MIAMI — The Mets were set to start the season with their healthiest rotation in years, but then Justin Verlander felt something wrong in his right shoulder during a bullpen session the night before opening day at LoanDepot Park.
The Mets’ co-ace and marquee winter signing, will start the season on the injured list with a low-grade major strain in his right shoulder.
Verlander struggled with his mechanics in his final Grapefruit League start last week and his fastball velocity was down a few miles per hour. It wasn’t anything he worried about at the time, but having dealt with a lat strain in the past, he realized the soreness he felt in his bullpen was probably connected to the decrease in velocity. The Mets exercised caution in sending him to get imaging right away.
“In my bullpen yesterday, I felt just a teeny bit of something,” Verlander said Thursday ahead of the Mets’ season opener against the Miami Marlins. “When I looked back and I thought I was over it and I still felt something, I kind of connected the dots. My velocity was down in my last start and that was really the main thing.”
Verlander will skip his first start in Miami and he will not be able to start the home opener, also against the Marlins, next week at Citi Field. The Mets did not provide a timeline but he will have more imaging done when he returns to New York the day of the opener. A typical timeline for this kind of injury is about two weeks, so missing two starts is the best-case scenario.

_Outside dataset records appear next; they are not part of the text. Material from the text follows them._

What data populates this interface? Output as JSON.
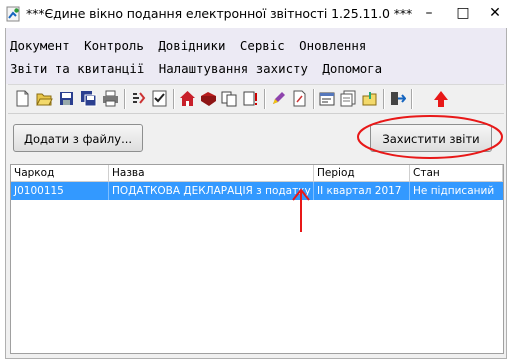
{
  "window": {
    "title": "***Єдине вікно подання електронної звітності 1.25.11.0 ***",
    "minimize_glyph": "–",
    "maximize_glyph": "□",
    "close_glyph": "✕"
  },
  "menu": {
    "row1": [
      "Документ",
      "Контроль",
      "Довідники",
      "Сервіс",
      "Оновлення"
    ],
    "row2": [
      "Звіти та квитанції",
      "Налаштування захисту",
      "Допомога"
    ]
  },
  "toolbar": {
    "icons": [
      "new-document-icon",
      "open-folder-icon",
      "save-icon",
      "save-all-icon",
      "print-icon",
      "fields-icon",
      "check-list-icon",
      "home-icon",
      "books-icon",
      "copy-icon",
      "document-info-icon",
      "pen-icon",
      "document-icon",
      "properties-icon",
      "export-icon",
      "import-icon",
      "exit-icon"
    ],
    "annotation_color": "#e81818"
  },
  "actions": {
    "add_from_file": "Додати з файлу...",
    "protect_reports": "Захистити звіти"
  },
  "table": {
    "columns": [
      "Чаркод",
      "Назва",
      "Період",
      "Стан"
    ],
    "rows": [
      {
        "code": "J0100115",
        "name": "ПОДАТКОВА ДЕКЛАРАЦІЯ з податку ...",
        "period": "II квартал 2017",
        "status": "Не підписаний"
      }
    ],
    "selection_color": "#3399ff"
  }
}
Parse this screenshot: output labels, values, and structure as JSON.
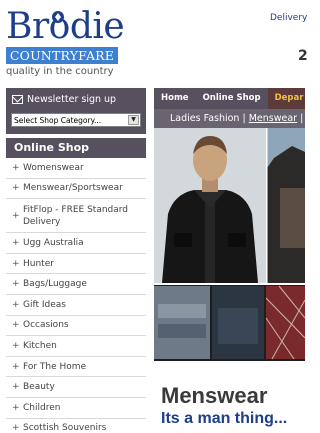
{
  "logo": {
    "word": "Brodie",
    "band": "COUNTRYFARE",
    "tagline": "quality in the country"
  },
  "header": {
    "top_link": "Delivery",
    "partial_number": "2"
  },
  "sidebar": {
    "newsletter_label": "Newsletter sign up",
    "shop_select": "Select Shop Category...",
    "online_shop_heading": "Online Shop",
    "categories": [
      "Womenswear",
      "Menswear/Sportswear",
      "FitFlop - FREE Standard Delivery",
      "Ugg Australia",
      "Hunter",
      "Bags/Luggage",
      "Gift Ideas",
      "Occasions",
      "Kitchen",
      "For The Home",
      "Beauty",
      "Children",
      "Scottish Souvenirs"
    ]
  },
  "nav": {
    "items": [
      "Home",
      "Online Shop",
      "Depar"
    ]
  },
  "breadcrumb": {
    "first": "Ladies Fashion",
    "current": "Menswear",
    "partial": "La"
  },
  "hero": {
    "colors": {
      "jacket": "#1b1b1b",
      "skin": "#c9a27e",
      "sky": "#8fa6b8"
    }
  },
  "main": {
    "headline": "Menswear",
    "subline": "Its a man thing..."
  },
  "colors": {
    "brand_blue": "#1d3f8a",
    "band_blue": "#3d7fd0",
    "nav_bg": "#57505f",
    "active_tab": "#5e3b3b"
  }
}
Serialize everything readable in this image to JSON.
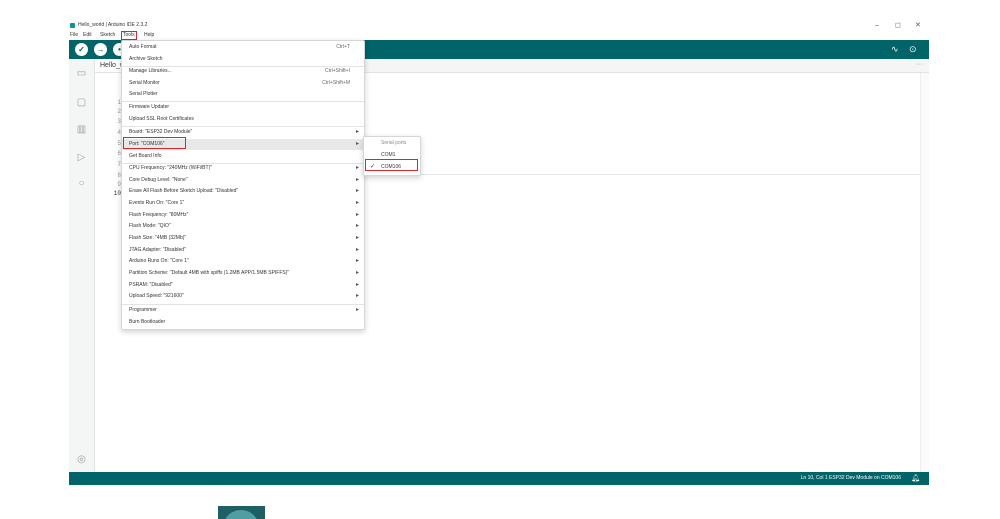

Verlander said he would be able to pitch through it if he was making a postseason start, emphasizing that the injured list stint is precautionary. This isn’t a total shutdown, as the reigning Cy Young Award winner is still able to play catch and won’t have to build back up when he’s cleared to start again.
Right-hander Tylor Megill is being called up from Triple-A Syracuse to take his spot in the rotation. Megill was set to pitch the Syracuse opening Friday, instead, he’ll pitch Saturday in Miami and again April 6.
Verlander, a 40-year-old three-time Cy Young Award winner, was set to begin the first year of a two-year, $87 million contract.